However, the profession is not helped by the patchy record of researchers. Studies that rely on tiny samples, or that are strangers to quantitative research, or that restate the bleeding obvious in language that is anything but, do not help. In the university pecking order, education does not rank very highly. Hardly any vice-chancellors, for instance, hail from an education faculty. It is not totally surprising that the one piece of research that, arguably, has had more impact on education than any other in the past decade - Professor Nicholas Barr’s on tuition fees - was done by an economist.

Nor can teachers rely on much of a collective memory. There is no museum of education; no modern general history of British education - just plenty of polemics. In which case, how often are “new” teaching nostrums really unremembered solutions practised by previous generations?

To its great credit, education policy in Wales in recent years has often been based on better research evidence than that in England. Studies on the best early years education in Europe helped to guide the design of the foundation stage here, while politicians in Westminster are continuing to stick their fingers in their ears and ignore the calls by academics for a similar change.

However, the absence of evidence from much educational debate still owes more to political calculation than academic carelessness. Politicians prefer it that way. It is easier for the Government to dismiss Professor David Nutt’s findings on ecstasy and cannabis as politically naive than to be brave and put them into practice. It is unlikely that a Conservative government would behave differently.

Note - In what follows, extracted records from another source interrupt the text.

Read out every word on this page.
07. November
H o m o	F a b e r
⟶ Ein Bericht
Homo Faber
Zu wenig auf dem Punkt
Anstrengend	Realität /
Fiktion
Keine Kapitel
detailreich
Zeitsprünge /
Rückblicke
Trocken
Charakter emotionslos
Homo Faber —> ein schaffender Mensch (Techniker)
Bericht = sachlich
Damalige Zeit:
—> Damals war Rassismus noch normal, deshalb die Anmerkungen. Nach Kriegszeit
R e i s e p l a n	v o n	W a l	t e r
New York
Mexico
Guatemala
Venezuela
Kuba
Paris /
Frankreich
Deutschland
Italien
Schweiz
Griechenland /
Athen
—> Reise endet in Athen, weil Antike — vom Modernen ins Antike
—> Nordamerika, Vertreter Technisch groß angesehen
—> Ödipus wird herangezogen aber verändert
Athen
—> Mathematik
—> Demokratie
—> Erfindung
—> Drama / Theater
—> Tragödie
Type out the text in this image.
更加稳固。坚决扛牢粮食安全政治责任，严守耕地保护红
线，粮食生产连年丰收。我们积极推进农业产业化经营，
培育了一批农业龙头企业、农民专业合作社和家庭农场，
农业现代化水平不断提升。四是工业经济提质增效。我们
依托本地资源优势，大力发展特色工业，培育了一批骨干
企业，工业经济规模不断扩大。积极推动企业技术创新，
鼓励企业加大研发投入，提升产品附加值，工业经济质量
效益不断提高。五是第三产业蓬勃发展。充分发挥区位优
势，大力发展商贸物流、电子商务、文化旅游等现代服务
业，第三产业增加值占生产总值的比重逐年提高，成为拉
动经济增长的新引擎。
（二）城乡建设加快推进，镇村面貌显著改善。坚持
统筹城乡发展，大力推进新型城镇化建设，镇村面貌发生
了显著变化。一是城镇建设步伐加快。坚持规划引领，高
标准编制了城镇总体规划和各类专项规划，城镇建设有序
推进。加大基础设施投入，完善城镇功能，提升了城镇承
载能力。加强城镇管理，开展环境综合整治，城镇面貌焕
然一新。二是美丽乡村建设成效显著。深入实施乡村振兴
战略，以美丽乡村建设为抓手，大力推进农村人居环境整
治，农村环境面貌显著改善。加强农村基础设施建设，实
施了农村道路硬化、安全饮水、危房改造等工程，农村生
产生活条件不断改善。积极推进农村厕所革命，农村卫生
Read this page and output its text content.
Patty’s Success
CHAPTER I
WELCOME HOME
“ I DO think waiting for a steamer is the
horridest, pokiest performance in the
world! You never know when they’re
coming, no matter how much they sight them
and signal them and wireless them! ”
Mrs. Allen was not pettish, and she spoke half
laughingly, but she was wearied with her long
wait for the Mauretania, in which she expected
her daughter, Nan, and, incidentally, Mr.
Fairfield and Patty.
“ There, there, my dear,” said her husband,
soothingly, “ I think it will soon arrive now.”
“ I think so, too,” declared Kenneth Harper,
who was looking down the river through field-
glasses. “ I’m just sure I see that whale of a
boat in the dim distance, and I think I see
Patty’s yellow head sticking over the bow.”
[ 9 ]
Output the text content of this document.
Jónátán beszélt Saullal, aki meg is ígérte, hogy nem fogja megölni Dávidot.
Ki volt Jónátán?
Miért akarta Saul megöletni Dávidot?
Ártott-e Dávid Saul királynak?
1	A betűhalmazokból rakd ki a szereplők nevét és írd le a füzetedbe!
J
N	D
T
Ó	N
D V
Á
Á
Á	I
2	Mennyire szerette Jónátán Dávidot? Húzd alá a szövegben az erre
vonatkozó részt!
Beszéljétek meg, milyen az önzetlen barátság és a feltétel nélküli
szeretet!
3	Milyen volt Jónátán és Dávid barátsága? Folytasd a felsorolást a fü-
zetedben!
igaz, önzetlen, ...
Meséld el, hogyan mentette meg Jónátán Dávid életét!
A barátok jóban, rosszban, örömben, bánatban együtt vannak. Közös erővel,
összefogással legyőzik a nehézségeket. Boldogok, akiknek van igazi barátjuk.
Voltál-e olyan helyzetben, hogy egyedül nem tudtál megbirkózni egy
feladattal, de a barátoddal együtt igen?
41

Perhaps the emerging cross-party consensus that the profession must have more autonomy if it is to deliver will usher in a new era of evidence-based policy. Autonomous teachers have to be informed teachers, after all. That will not end the debate, just move it on to a more sensible level. Which questions are the right ones to ask? Which issues must be addressed urgently? How will the answers be evaluated?

In that glad, confident morning, there may will be something else to disturb the peace. How would the profession respond if future research showed that Sats at KS2 were more effective in raising pupil attainment than teacher assessment? Or that league tables, inconveniently, were beneficial? Now that would be interesting.